Rahmi Koç Müzesinden 1937, İstanbul Basımı Geometri Kitabı
Önsözden:
“Bu kitabı Atatürk, ölümünden bir buçuk yıl kadar önce, III. Türk Dil Kurultayı’ndan hemen sonra 1936-1937 yılı kış aylarında Dolmabahçe Sarayı’nda kendi eliyle yazmıştır.
1936 sonbaharında bir gün Atatürk beni, Özel Kalem Müdürü Süreyya Anderiman’ın yanına katarak Beyoğlu’ndaki Haşet Kitabevine gönderip uygun gördüğümüz Fransızca geometri kitaplarından birer tane aldırttı. Bunlar Atatürk’le birlikte gözden geçirildikten sonra, yazılacak geometri kitabının genel tasarısı çizildi. Bir süre sonra ben ayrıldım ve kış aylarında Atatürk bu yapıt üzerinde çalıştı. Elinizdeki kitapçık bu emeğin ürünüdür.
Askerlik çığırından gelen Atatürk’ü, siyaset olayları büyük bir devlet adamı yapmış olduğu gibi, yurdun kültür sorunları da onu büyük bir eğitimci durumuna getirmiştir.Tarih boyunca yabancı ülkelerde ‘büyük’ sanını kazanan asker devlet başkanları, uluslarına eğitim alanında da babalık etmişler, kendi kalemleriyle eğitici yapıtlar meydana getirmişlerdir. Anglosaksonların Büyük Alfred’i (Alfred the Great, 849-899) ile Almanların Büyük Friedrich’i (Friedrich der Grosse, 1712-1786) bu gerçeğin iki büyük tanıtıdır.
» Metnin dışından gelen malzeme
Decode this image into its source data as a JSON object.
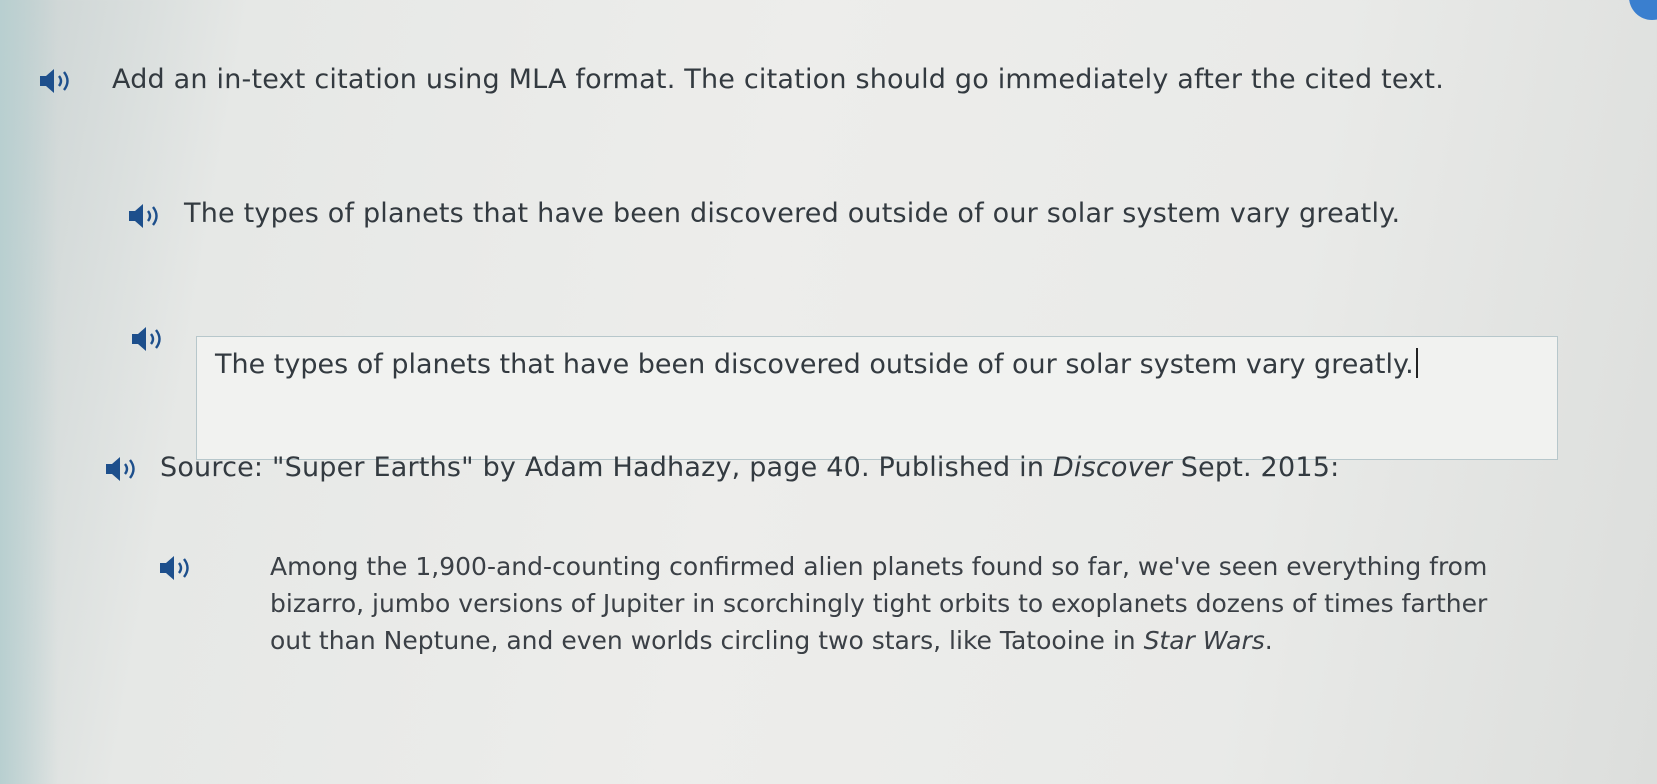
{
  "instruction": {
    "text": "Add an in-text citation using MLA format. The citation should go immediately after the cited text."
  },
  "prompt_sentence": {
    "text": "The types of planets that have been discovered outside of our solar system vary greatly."
  },
  "answer_field": {
    "value": "The types of planets that have been discovered outside of our solar system vary greatly."
  },
  "source": {
    "prefix": "Source: \"Super Earths\" by Adam Hadhazy, page 40. Published in ",
    "publication": "Discover",
    "suffix": " Sept. 2015:"
  },
  "excerpt": {
    "main": "Among the 1,900-and-counting confirmed alien planets found so far, we've seen everything from bizarro, jumbo versions of Jupiter in scorchingly tight orbits to exoplanets dozens of times farther out than Neptune, and even worlds circling two stars, like Tatooine in ",
    "title": "Star Wars",
    "end": "."
  },
  "icons": {
    "audio": "speaker-icon"
  },
  "colors": {
    "speaker": "#1d4f8c",
    "badge": "#3a7fcf"
  }
}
Kitabın kapağında önemle belirtildiği gibi, Atatürk’ün bu yapıtı, ‘geometri öğretenlerle, bu konuda kitap yazacaklara kılavuz olarak Kültür Bakanlığınca neşredilmiştir.’ Yazar adı yok, fakat yazının ruhu ve tutumu, onun, Atatürk’ten çıkmış olduğunu apaçık gösterir.
Geometri, eski terimle hendese, eğitim örgütümüzde önemli bir yer tuttuğu halde, bunun terim düzeni çok ağdalı ve çarpışıktı. Arapça ile Farsça okul programından kaldırılmış, fakat Arapça üzerine kurulmuş olan terimler kalmıştı. Örneğin, müselles-i mütesaviyül-adla. Müselles’in kökü selase; mütesavi’nin kökü siva; adla’nın tekili de dıl’dır. Eğitimde bir gerçek var: Anlayış yolunun açık olması, bir külçe gibi anlayış yolunu tıkayan, öğrencinin eline hiç bir ipucu vermeyen, cansız bir tekerleme idi. Atatürk, öğrencideki bu anlayış yolunun tıkanıklığını açmak için bu terimi, ana dili ögelerinden yapılı ‘eşkenar üçgen’e çevirdi.
İşte bu 44 sayfalık küçük kitapta boyut, uzay, yüzey, düzey, çap, yarıçap, kesek, kesit, yay, çember, teğet, açı, açıortay, iç tersaçı, dış teraçı, taban, eğik, kırık, çekül, yatay, düşey,dikey, yöndeş, konum, üçgen, dörtgen, beşgen, köşegen, eşkenar, ikizkenar, parelelkenar, yanal, yamuk, artı, eksi, çarpı, bölü, eşit, toplam, oran, orantı, türev, alan, varsayı, gerekçe gibi terimler hep bu amaçla Atatürk tarafından türetilip konmuştur.”
Ankara, 10.11.1971 TDK Başuzmanı A. DİLAÇAR
Atatürk, Gazi Mustafa Kemal, (2017). Geometri, TDK Yayınları, Ankara.